Some of the churchgoers-cum-barflies talk of their new haunt with a mischievous nonchalance, as if it is not unusual at all for them to so openly partake in social drinking. For them, it is a place where 

“beer has a purpose” and the bar is “an open table where everyone may be served”. Such theologically dense and polysemic statements communicate key evangelical concerns. They hint at the continual cognitive reinstatement of God as the focal point of one’s actions and for the commitment to engage in intentionally expansive social relations (i.e., beer is not just a commodity used for an individual’s intoxication it is a tool Christians can use for demonstrating virtue through prudent merriment and for enabling them to encounter people outside of their immediate social circles prudence and open-invitation public gathering draws the self and others closer to God). At the same time, such statements also communicate political and theological critiques of consumerism and of debates in their church about gender norms and LGBTQ inclusion.

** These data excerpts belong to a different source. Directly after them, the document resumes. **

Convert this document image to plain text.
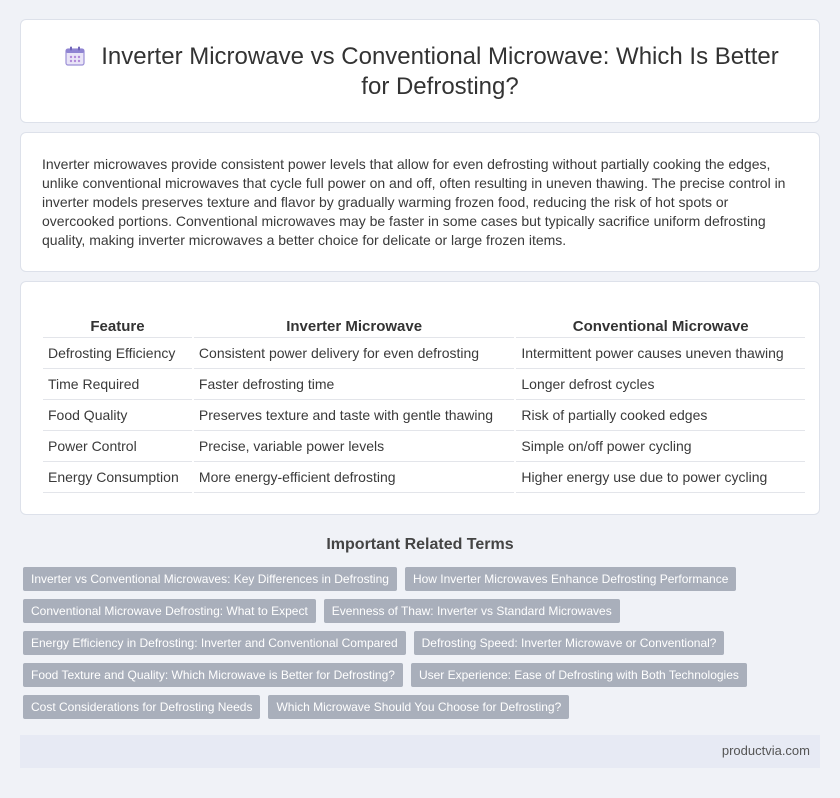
Inverter Microwave vs Conventional Microwave: Which Is Better for Defrosting?

Inverter microwaves provide consistent power levels that allow for even defrosting without partially cooking the edges, unlike conventional microwaves that cycle full power on and off, often resulting in uneven thawing. The precise control in inverter models preserves texture and flavor by gradually warming frozen food, reducing the risk of hot spots or overcooked portions. Conventional microwaves may be faster in some cases but typically sacrifice uniform defrosting quality, making inverter microwaves a better choice for delicate or large frozen items.

Feature	Inverter Microwave	Conventional Microwave
Defrosting Efficiency	Consistent power delivery for even defrosting	Intermittent power causes uneven thawing
Time Required	Faster defrosting time	Longer defrost cycles
Food Quality	Preserves texture and taste with gentle thawing	Risk of partially cooked edges
Power Control	Precise, variable power levels	Simple on/off power cycling
Energy Consumption	More energy-efficient defrosting	Higher energy use due to power cycling
Important Related Terms
Inverter vs Conventional Microwaves: Key Differences in Defrosting	How Inverter Microwaves Enhance Defrosting Performance
Conventional Microwave Defrosting: What to Expect	Evenness of Thaw: Inverter vs Standard Microwaves
Energy Efficiency in Defrosting: Inverter and Conventional Compared	Defrosting Speed: Inverter Microwave or Conventional?
Food Texture and Quality: Which Microwave is Better for Defrosting?	User Experience: Ease of Defrosting with Both Technologies
Cost Considerations for Defrosting Needs	Which Microwave Should You Choose for Defrosting?
productvia.com
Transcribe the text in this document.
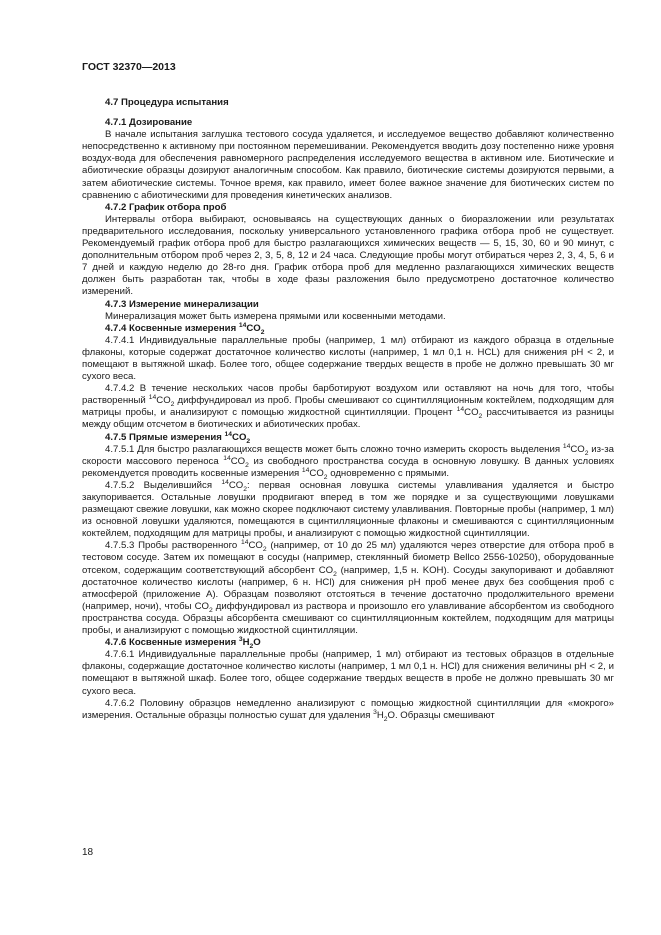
ГОСТ 32370—2013
4.7 Процедура испытания
4.7.1 Дозирование

В начале испытания заглушка тестового сосуда удаляется, и исследуемое вещество добавляют количественно непосредственно к активному при постоянном перемешивании. Рекомендуется вводить дозу постепенно ниже уровня воздух-вода для обеспечения равномерного распределения исследуемого вещества в активном иле. Биотические и абиотические образцы дозируют аналогичным способом. Как правило, биотические системы дозируются первыми, а затем абиотические системы. Точное время, как правило, имеет более важное значение для биотических систем по сравнению с абиотическими для проведения кинетических анализов.

4.7.2 График отбора проб

Интервалы отбора выбирают, основываясь на существующих данных о биоразложении или результатах предварительного исследования, поскольку универсального установленного графика отбора проб не существует. Рекомендуемый график отбора проб для быстро разлагающихся химических веществ — 5, 15, 30, 60 и 90 минут, с дополнительным отбором проб через 2, 3, 5, 8, 12 и 24 часа. Следующие пробы могут отбираться через 2, 3, 4, 5, 6 и 7 дней и каждую неделю до 28-го дня. График отбора проб для медленно разлагающихся химических веществ должен быть разработан так, чтобы в ходе фазы разложения было предусмотрено достаточное количество измерений.

4.7.3 Измерение минерализации

Минерализация может быть измерена прямыми или косвенными методами.

4.7.4 Косвенные измерения $^{14}CO_2$

4.7.4.1 Индивидуальные параллельные пробы (например, 1 мл) отбирают из каждого образца в отдельные флаконы, которые содержат достаточное количество кислоты (например, 1 мл 0,1 н. HCL) для снижения pH < 2, и помещают в вытяжной шкаф. Более того, общее содержание твердых веществ в пробе не должно превышать 30 мг сухого веса.

4.7.4.2 В течение нескольких часов пробы барботируют воздухом или оставляют на ночь для того, чтобы растворенный $^{14}CO_2$ диффундировал из проб. Пробы смешивают со сцинтилляционным коктейлем, подходящим для матрицы пробы, и анализируют с помощью жидкостной сцинтилляции. Процент $^{14}CO_2$ рассчитывается из разницы между общим отсчетом в биотических и абиотических пробах.

4.7.5 Прямые измерения $^{14}CO_2$

4.7.5.1 Для быстро разлагающихся веществ может быть сложно точно измерить скорость выделения $^{14}CO_2$ из-за скорости массового переноса $^{14}CO_2$ из свободного пространства сосуда в основную ловушку. В данных условиях рекомендуется проводить косвенные измерения $^{14}CO_2$ одновременно с прямыми.

4.7.5.2 Выделившийся $^{14}CO_2$: первая основная ловушка системы улавливания удаляется и быстро закупоривается. Остальные ловушки продвигают вперед в том же порядке и за существующими ловушками размещают свежие ловушки, как можно скорее подключают систему улавливания. Повторные пробы (например, 1 мл) из основной ловушки удаляются, помещаются в сцинтилляционные флаконы и смешиваются с сцинтилляционным коктейлем, подходящим для матрицы пробы, и анализируют с помощью жидкостной сцинтилляции.

4.7.5.3 Пробы растворенного $^{14}CO_2$ (например, от 10 до 25 мл) удаляются через отверстие для отбора проб в тестовом сосуде. Затем их помещают в сосуды (например, стеклянный биометр Bellco 2556-10250), оборудованные отсеком, содержащим соответствующий абсорбент $CO_2$ (например, 1,5 н. KOH). Сосуды закупоривают и добавляют достаточное количество кислоты (например, 6 н. HCl) для снижения pH проб менее двух без сообщения проб с атмосферой (приложение А). Образцам позволяют отстояться в течение достаточно продолжительного времени (например, ночи), чтобы $CO_2$ диффундировал из раствора и произошло его улавливание абсорбентом из свободного пространства сосуда. Образцы абсорбента смешивают со сцинтилляционным коктейлем, подходящим для матрицы пробы, и анализируют с помощью жидкостной сцинтилляции.

4.7.6 Косвенные измерения $^3H_2O$

4.7.6.1 Индивидуальные параллельные пробы (например, 1 мл) отбирают из тестовых образцов в отдельные флаконы, содержащие достаточное количество кислоты (например, 1 мл 0,1 н. HCl) для снижения величины pH < 2, и помещают в вытяжной шкаф. Более того, общее содержание твердых веществ в пробе не должно превышать 30 мг сухого веса.

4.7.6.2 Половину образцов немедленно анализируют с помощью жидкостной сцинтилляции для «мокрого» измерения. Остальные образцы полностью сушат для удаления $^3H_2O$. Образцы смешивают

18
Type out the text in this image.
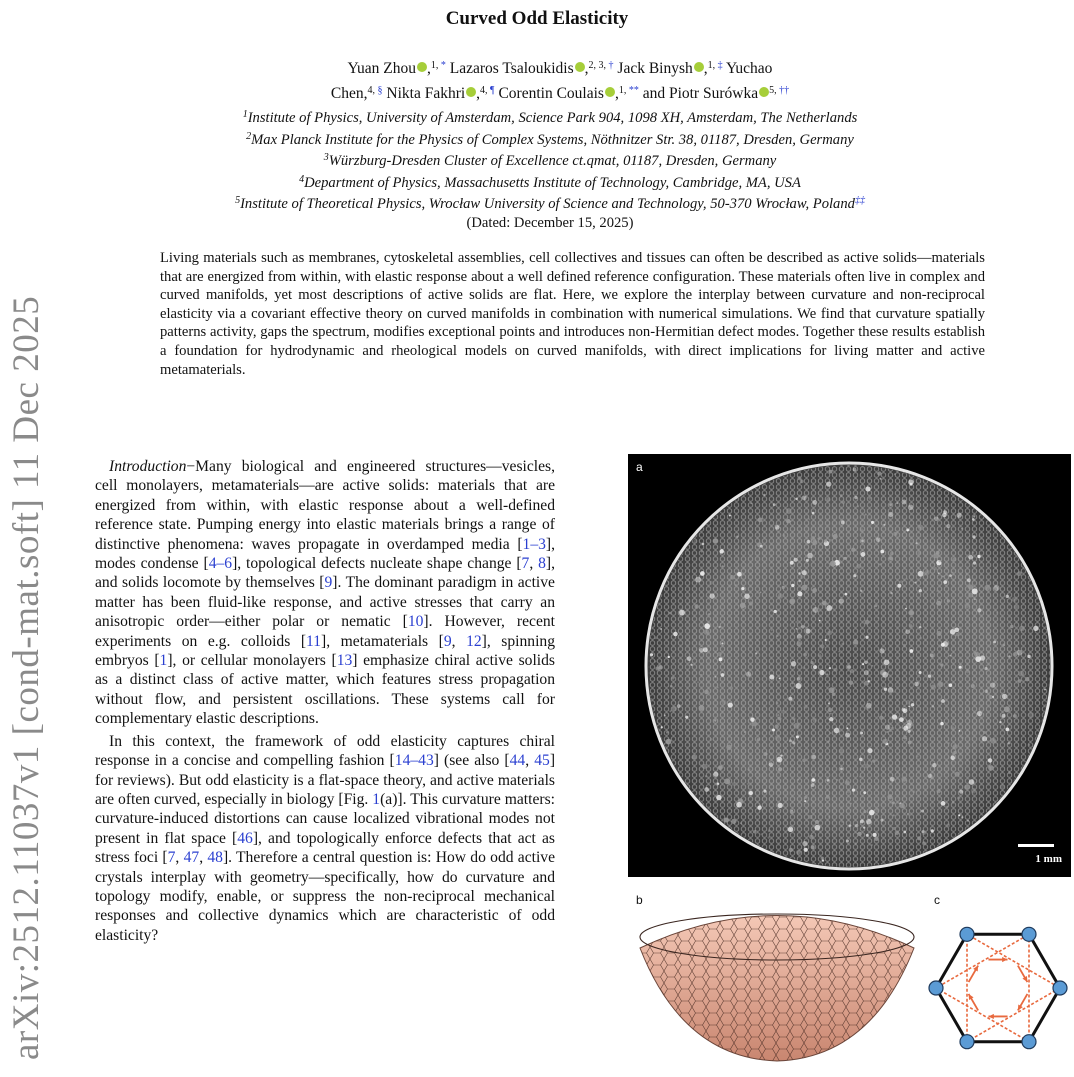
Curved Odd Elasticity
Yuan Zhou ,$^{1,}$ * Lazaros Tsaloukidis ,$^{2, 3,}$ † Jack Binysh ,$^{1,}$ ‡ Yuchao
Chen,$^{4,}$ § Nikta Fakhri ,$^{4,}$ ¶ Corentin Coulais ,$^{1,}$ ** and Piotr Surówka $^{5,}$ ††
$^1$Institute of Physics, University of Amsterdam, Science Park 904, 1098 XH, Amsterdam, The Netherlands
$^2$Max Planck Institute for the Physics of Complex Systems, Nöthnitzer Str. 38, 01187, Dresden, Germany
$^3$Würzburg-Dresden Cluster of Excellence ct.qmat, 01187, Dresden, Germany
$^4$Department of Physics, Massachusetts Institute of Technology, Cambridge, MA, USA
$^5$Institute of Theoretical Physics, Wrocław University of Science and Technology, 50-370 Wrocław, Poland‡‡
(Dated: December 15, 2025)
Living materials such as membranes, cytoskeletal assemblies, cell collectives and tissues can often be described as active solids—materials that are energized from within, with elastic response about a well defined reference configuration. These materials often live in complex and curved manifolds, yet most descriptions of active solids are flat. Here, we explore the interplay between curvature and non-reciprocal elasticity via a covariant effective theory on curved manifolds in combination with numerical simulations. We find that curvature spatially patterns activity, gaps the spectrum, modifies exceptional points and introduces non-Hermitian defect modes. Together these results establish a foundation for hydrodynamic and rheological models on curved manifolds, with direct implications for living matter and active metamaterials.
arXiv:2512.11037v1 [cond-mat.soft] 11 Dec 2025	Introduction−Many biological and engineered structures—vesicles, cell monolayers, metamaterials—are active solids: materials that are energized from within, with elastic response about a well-defined reference state. Pumping energy into elastic materials brings a range of distinctive phenomena: waves propagate in overdamped media [1–3], modes condense [4–6], topological defects nucleate shape change [7, 8], and solids locomote by themselves [9]. The dominant paradigm in active matter has been fluid-like response, and active stresses that carry an anisotropic order—either polar or nematic [10]. However, recent experiments on e.g. colloids [11], metamaterials [9, 12], spinning embryos [1], or cellular monolayers [13] emphasize chiral active solids as a distinct class of active matter, which features stress propagation without flow, and persistent oscillations. These systems call for complementary elastic descriptions.

In this context, the framework of odd elasticity captures chiral response in a concise and compelling fashion [14–43] (see also [44, 45] for reviews). But odd elasticity is a flat-space theory, and active materials are often curved, especially in biology [Fig. 1(a)]. This curvature matters: curvature-induced distortions can cause localized vibrational modes not present in flat space [46], and topologically enforce defects that act as stress foci [7, 47, 48]. Therefore a central question is: How do odd active crystals interplay with geometry—specifically, how do curvature and topology modify, enable, or suppress the non-reciprocal mechanical responses and collective dynamics which are characteristic of odd elasticity?

a
1 mm
b	c
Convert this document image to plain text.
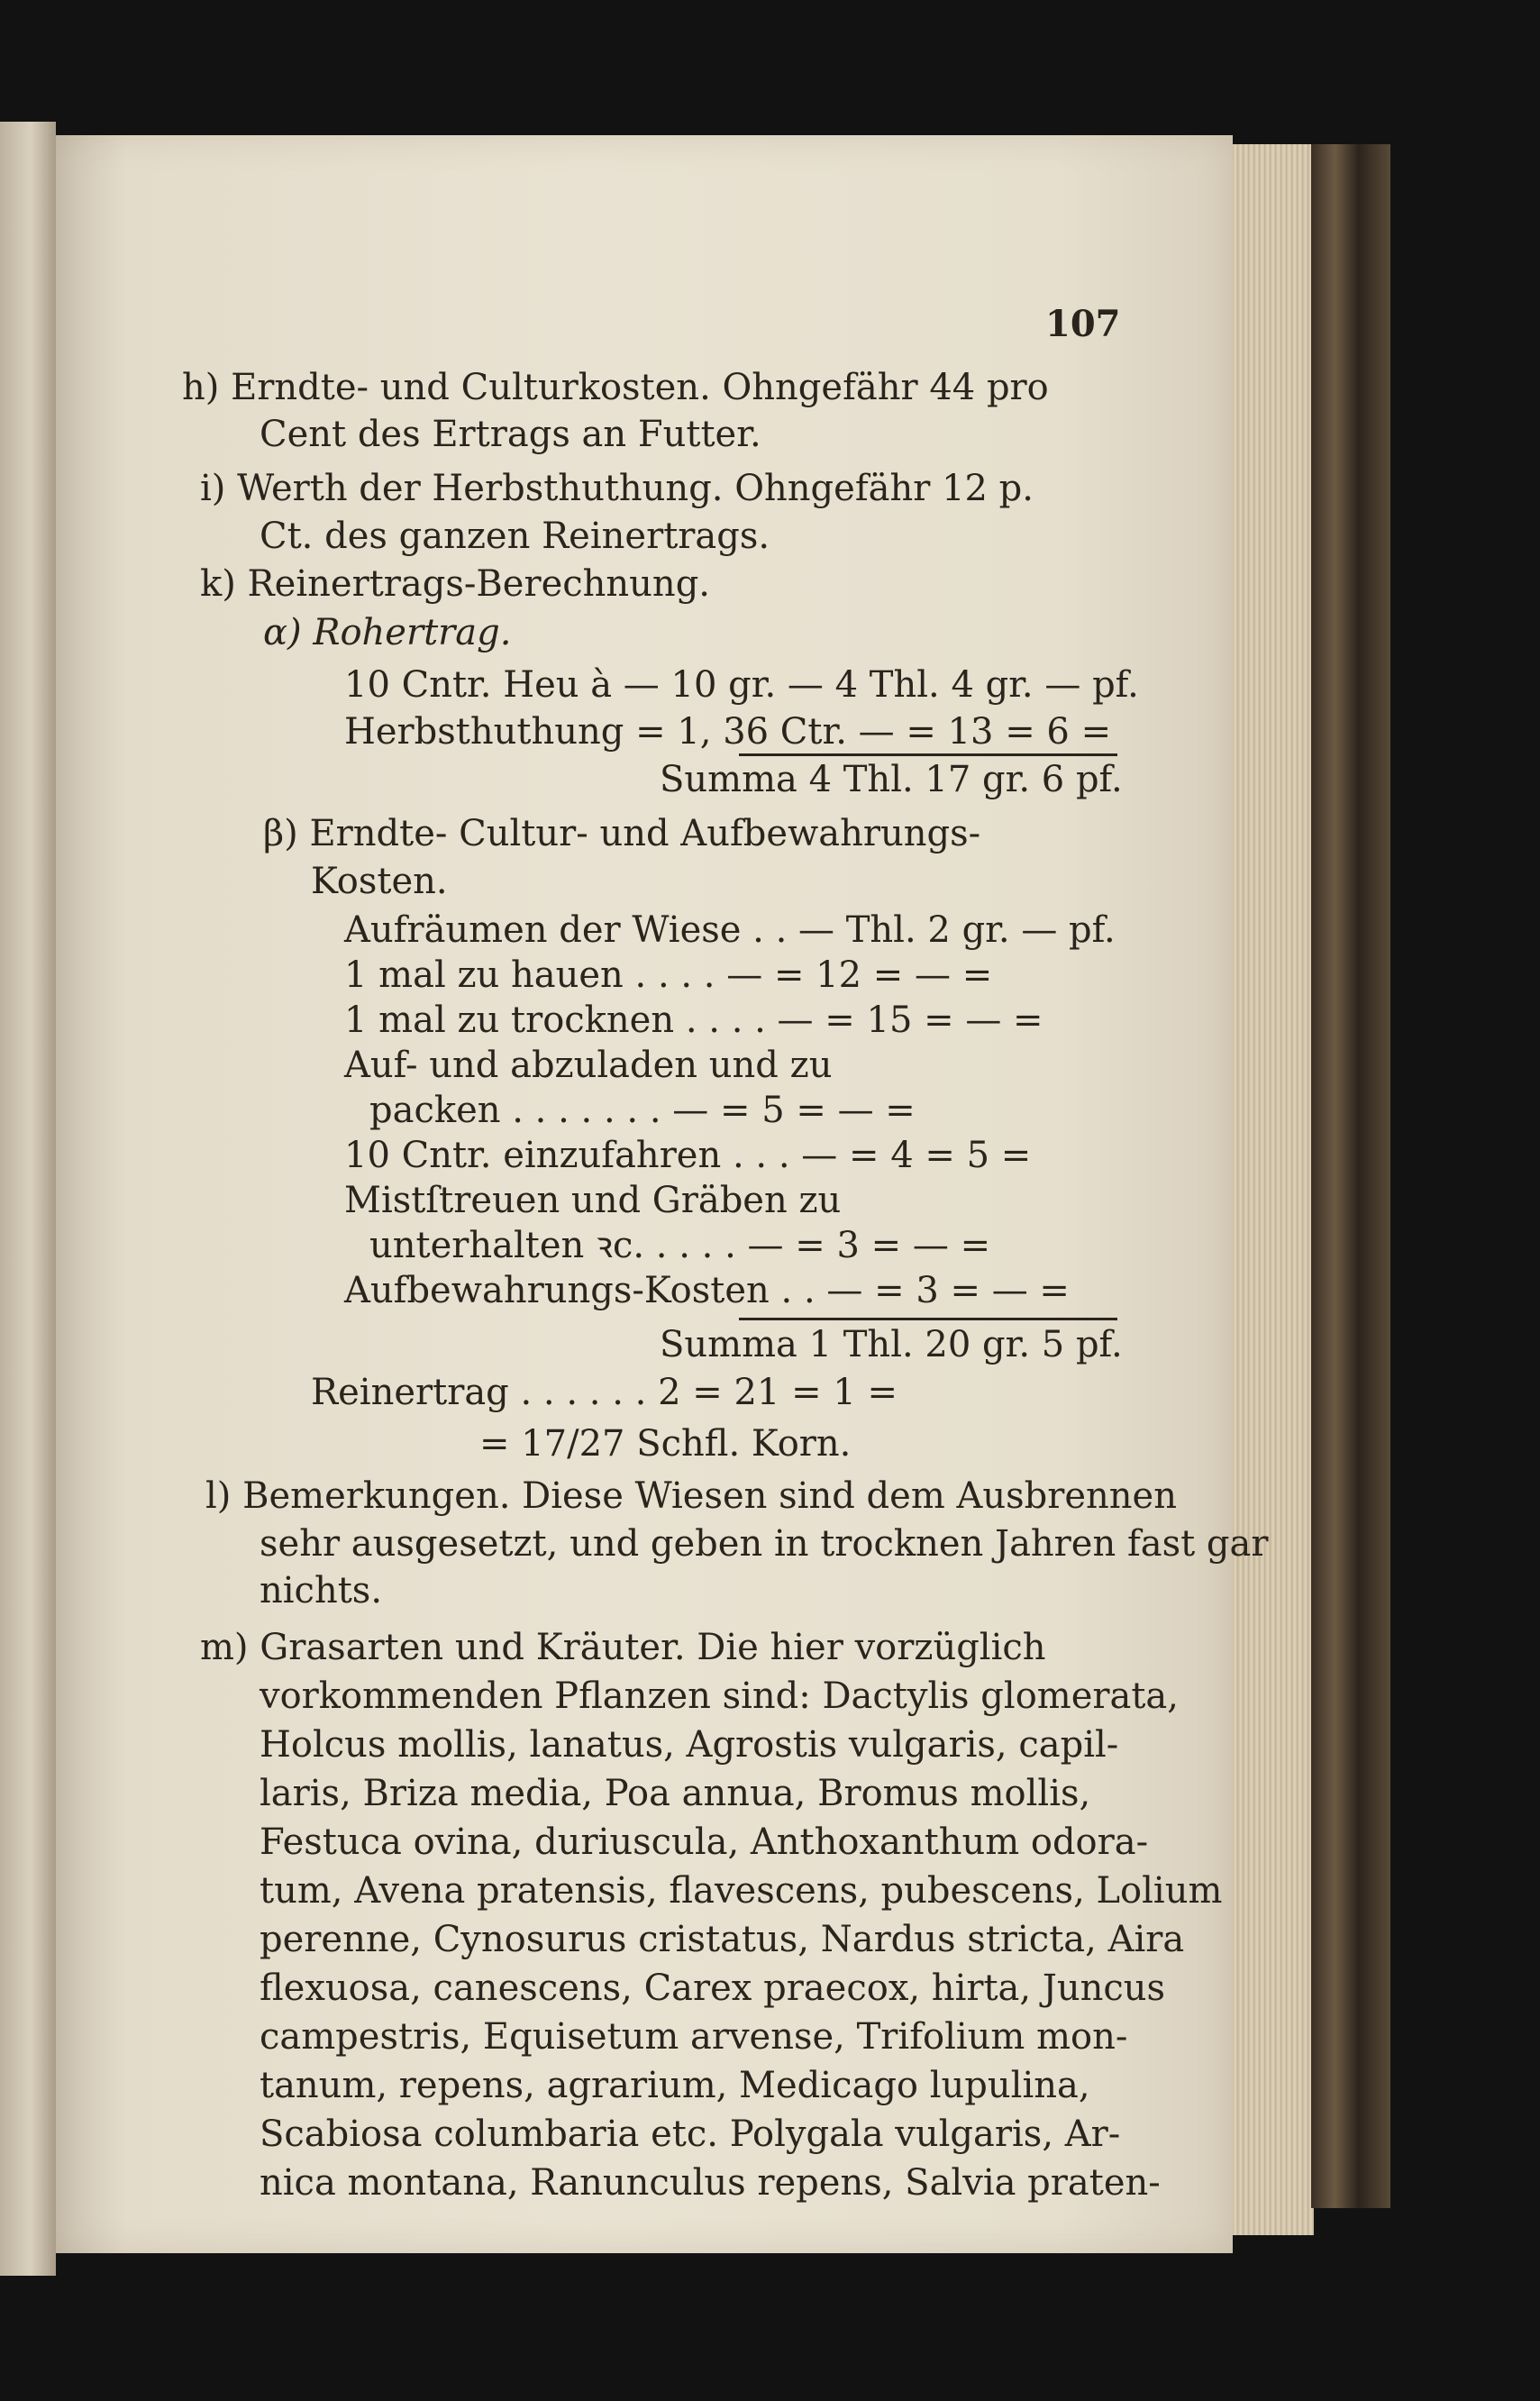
107
h) Erndte- und Culturkosten. Ohngefähr 44 pro
Cent des Ertrags an Futter.
i) Werth der Herbsthuthung. Ohngefähr 12 p.
Ct. des ganzen Reinertrags.
k) Reinertrags-Berechnung.
α) Rohertrag.
10 Cntr. Heu à — 10 gr. — 4 Thl. 4 gr. — pf.
Herbsthuthung = 1, 36 Ctr. — = 13 = 6 =
Summa 4 Thl. 17 gr. 6 pf.
β) Erndte- Cultur- und Aufbewahrungs-
Kosten.
Aufräumen der Wiese . . — Thl. 2 gr. — pf.
1 mal zu hauen . . . . — = 12 = — =
1 mal zu trocknen . . . . — = 15 = — =
Auf- und abzuladen und zu
packen . . . . . . . — = 5 = — =
10 Cntr. einzufahren . . . — = 4 = 5 =
Mistſtreuen und Gräben zu
unterhalten ꝛc. . . . . — = 3 = — =
Aufbewahrungs-Kosten . . — = 3 = — =
Summa 1 Thl. 20 gr. 5 pf.
Reinertrag . . . . . . 2 = 21 = 1 =
= 17/27 Schfl. Korn.
l) Bemerkungen. Diese Wiesen sind dem Ausbrennen
sehr ausgesetzt, und geben in trocknen Jahren fast gar
nichts.
m) Grasarten und Kräuter. Die hier vorzüglich
vorkommenden Pflanzen sind: Dactylis glomerata,
Holcus mollis, lanatus, Agrostis vulgaris, capil-
laris, Briza media, Poa annua, Bromus mollis,
Festuca ovina, duriuscula, Anthoxanthum odora-
tum, Avena pratensis, flavescens, pubescens, Lolium
perenne, Cynosurus cristatus, Nardus stricta, Aira
flexuosa, canescens, Carex praecox, hirta, Juncus
campestris, Equisetum arvense, Trifolium mon-
tanum, repens, agrarium, Medicago lupulina,
Scabiosa columbaria etc. Polygala vulgaris, Ar-
nica montana, Ranunculus repens, Salvia praten-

There is no immediately visible Christian symbolism inside, but those who inquire about each beer’s curious name will discover its theological connotations. For example, the Third Way IPA.

I often heard this expression from the pulpit and in the church’s classrooms as people discussed their principled rejection of “dichotomous thinking” and their efforts to approach Christian living in a way that was “neither fundamentalist nor liberal”. The beer’s label reads, “When presented with ‘this’ or ‘that’ situation, consider a Third Way”.

 

The owner hopes to one day house a church of his own inside the brewery.  He got the chance to troubleshoot the idea when a small neighborhood congregation lost their rented space in a state school gymnasium due to city closures during the COVID-19 pandemic. He offered them the taproom for Sunday worship gatherings. The preacher delivered his sermons surrounded by sacks of malted barley and spent kegs.